For those who shrewdly invest a small portion of their monthly salary in subscribing to The Wisden Cricketer, a treat is in store this month: some ten pages of the latest issue have been devoted to the runs-machine that is Mark Ramprakash, who starts his nineteenth county season this week on 97 first-class hundreds. Those who don't subscribe really ought to dash out and buy the magazine. The fact that I wrote the article is only one reason.
As and when Ramps gets to the landmark, he will be the 25th cricketer in the history of the game to score 100 centuries and the first since Graeme Hick in 1998. I spoke to three of those in the 100 Club - Hick, Graham Gooch and Tom Graveney - about how they reached the landmark. Hick scored his 99th and 100th hundreds in the same game to avoid nerves; Graveney reached his with a mistimed hook over short leg; while Gooch had the agony of thinking he had reached the landmark only for the statisticians to dock one that he had scored on the South African rebel tour.

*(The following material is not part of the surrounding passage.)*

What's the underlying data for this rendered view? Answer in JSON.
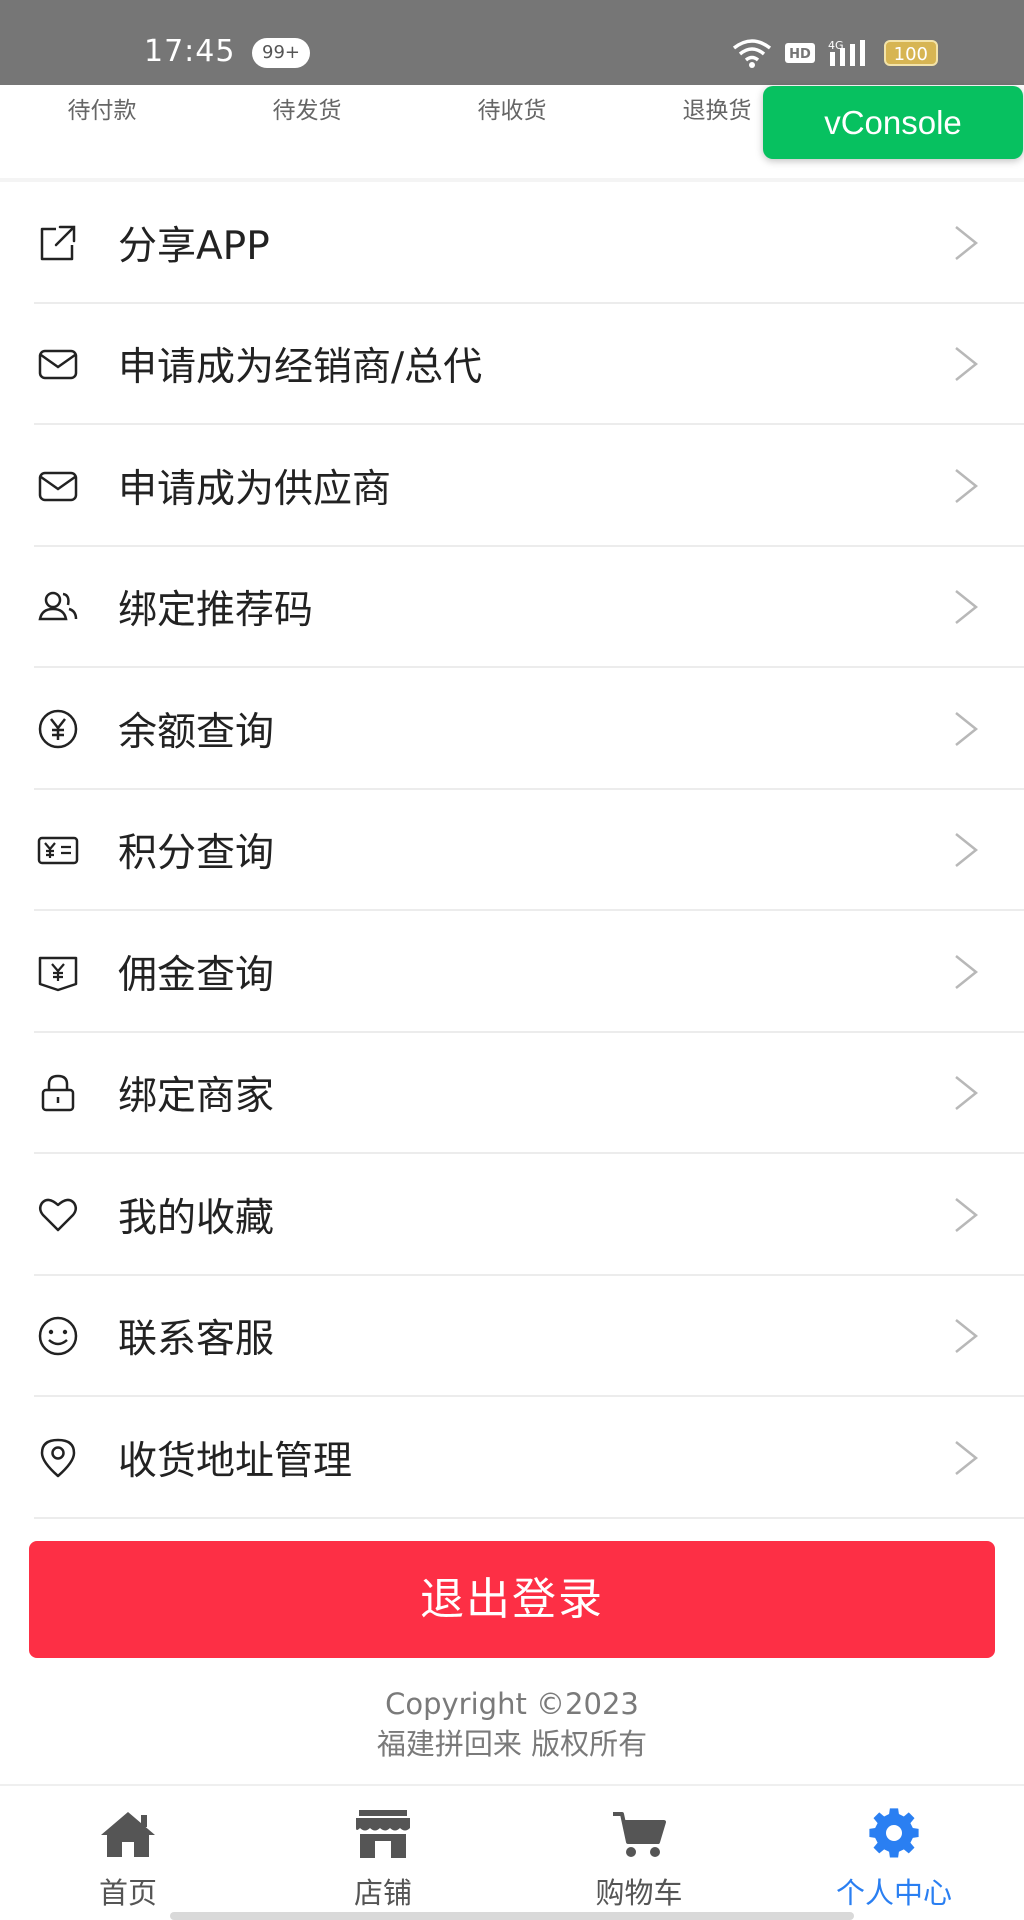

I also spoke to Dennis Amiss, who returned my call too late for it to make the magazine but his story is worth telling here. Amiss, the Warwickshire and England batsman, got his 100th hundred against Lancashire in 1987 on the last day of a drawn match. "The game was gone and we should have finished early but Clive Lloyd [the Lancs captain] was kind enough to let me have an extra 15 minutes to get the runs," Amiss said. A few matches earlier, when still on 99 hundreds, Amiss played another county and had got into the 80s. "Then a ball climbed on me, took the faintest edge and was caught by the wicketkeeper," he recalled. "I walked, but David Shepherd [the umpire] told me later, 'You should have stayed and got your hundred. I wouldn't have given you out.'"
Ramprakash may well be the last to get to the landmark. Justin Langer has 80, Matthew Hayden 79 and Stuart Law, left, 78 but surely none of them will play for long enough to get to 100. Ricky Ponting has 68, but will have to play until he is 40 to score 32 more at his present rate. When you consider that Marcus Trescothick has only 28 first-class hundreds (14 for England), it is clear that anyone who is going to get to the landmark will have to spend a lot of time, like Ramprakash, not on international duty. There simply aren't the chances for international cricketers. Rob Key, who has scored 35 hundreds, may yet get there but at the age of 28 time is against even him.
Plenty of great batsmen with long careers never crossed the line. Mike Gatting, Maurice Leyland and Gordon Greenidge each played for more than 22 years but could not do it. Ramprakash, 38, has been helped by scoring 18 hundreds in the past two seasons, which twice gave him a season's average of more than 100. Some may say that he has been in such rich form that he should be in the England team.
Graveney told me that he certainly thinks so, but then he may be coloured by his own successful recall to England at the age of 39. That was 40 years ago and cricket was a different game. But how lovely it would be if Ramprakash got his hundredth 100, like Geoff Boycott and Zaheer Abbas, in a Test match. What do you think?